Advanced Computer Vision: Wed, April 6

Monday, April 4, 2016

Wed, April 6 - Visual Madlibs

Visual Madlibs: Fill in the blank Description Generation and Question Answering. Licheng Yu, Eunbyung Park, Alexander C. Berg, Tamara L. Berg. ICCV, 2015.

project page, pdf

Another note -- attendance hasn't been great and many people are arriving to class late. It's vital to have people present for discussions. I do take attendance and as the syllabus says it is part of your grade.

22 comments:

UnknownApril 5, 2016 at 7:04 PM
Abstract:

The paper presents alternate task of guided captioning and multiple choice question answer for combining natural language and computer vision modalities. They have used MS COCO images as their basic images and used mechanical turk to generate fill in the blank type captions. They have also given analysis that the coverage of their description is higher than MS COCO captions. They also have questions that asks the past and future of image scene, which would require a deeper understanding of answer. Finally they have shown some baseline results for the task.

Discussion:

1) How does this dataset compare to VQA in terms of ability of capturing scene understanding?

2) Is there any work where people tried to combine natural language and computer vision modality with knowledge base? Because it seems like many of these questions require real world knowledge which can come only from KB's. This is being explored in NLP QA tasks but not sure about such visual QA tasks.
ReplyDelete
Replies
John TurnerApril 5, 2016 at 9:37 PM
This paper presents a captioned dataset built of 10k human-centered images from MS-COOC using a fill-in-the-blank strategy that leverages existing captioning to construct candidate sentences missing important descriptive terms relating to the image, allowing for a Turk worker to either provide the missing text or select from a list of choices. Multiple algorithms were also tested on performing tasks, both easy and hard multiple choice (determined by the sources of the choices presented) and fill in the blank, and their results were presented.

Questions/Discussion :
1) How can inherently subjective questions provide any kind of salient information about an image? (i.e. "This image makes me feel _________").

2) Can you describe the canonical correlation analysis methods more? Why did the nCCA variants perform so well?
ReplyDelete
Replies
sfenu3April 5, 2016 at 11:26 PM
This paper introduces another image captioning dataset. This dataset consists of around 10,000 images of humans from MS-COCO, captioned using a MadLibs style approach (blanking out one word in a sentence, having Turkers fill in the blank). The idea here is to try and capture fine grained relationships between objects- descriptive terms, actions, or relationships. Several different approaches were taken to producing baseline results for the fill-in-the-blank task, to some degree of success.

Questions:

1) Under the Experiments section, they initially represent sentences by "[averaging] the Word2Vec scores of all the words in a sentence to get a 300 dimensional representation". Doesn't this get rid of some of the positional relationship the words have to each other? If you're trying to determine relationships between nouns in a sentence it seems like word position matters a lot.

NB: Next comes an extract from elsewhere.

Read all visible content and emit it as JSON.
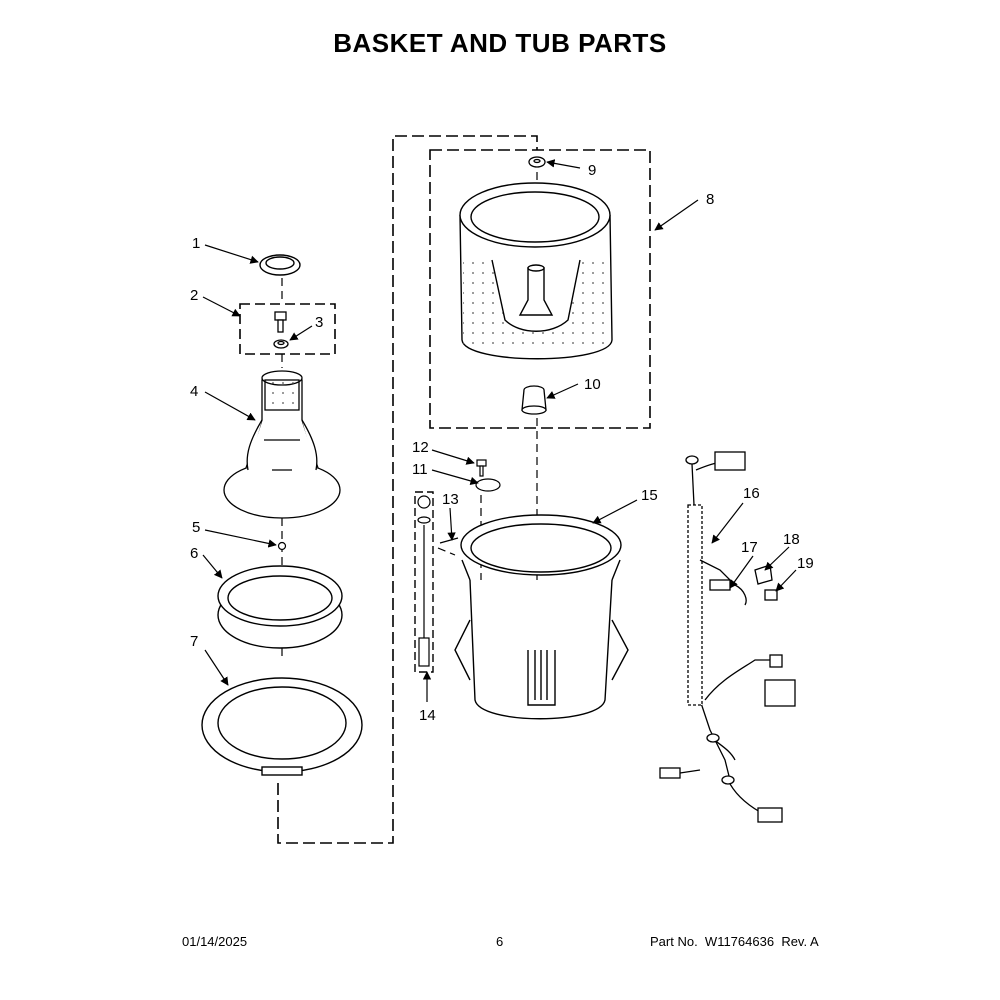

2) What sort of accuracy does the system attain when training without visual clues? Does sentence structure for the captions, or co-occurrence of certain words influence the predictions?

-Stefano
ReplyDelete
Replies
UnknownApril 5, 2016 at 11:33 PM
This paper presents a new type of VQA dataset where instead of free form questions and answers, there are targeted and specific prompts for fill-in-the-blank style answers targeting various aspects of the image. The key idea in this paper is to provide a mechanism for more descriptive captions that target specific objects and attributes of the image, as well as be more amenable to evaluation via the multiple choice answers. The authors use template based madlib generation over MS COCO images and then use AMT to provide different answers for each question prompt type. Only human-centric images with accompanying objects are chosen to create the dataset. The authors analyze the madlib responses, compare its comprehensiveness and preciseness with MS COCO captions and evaluate metrics on the two tasks, visual madlib description generation and multiple choice question answering.

Discussion:
1. Is there some reasoning for why the authors chose Word2Vec for similarity mapping when a previous paper uses BLEU and METEOR? In general, are some NLP techniques favorable for certain CV+NLP tasks?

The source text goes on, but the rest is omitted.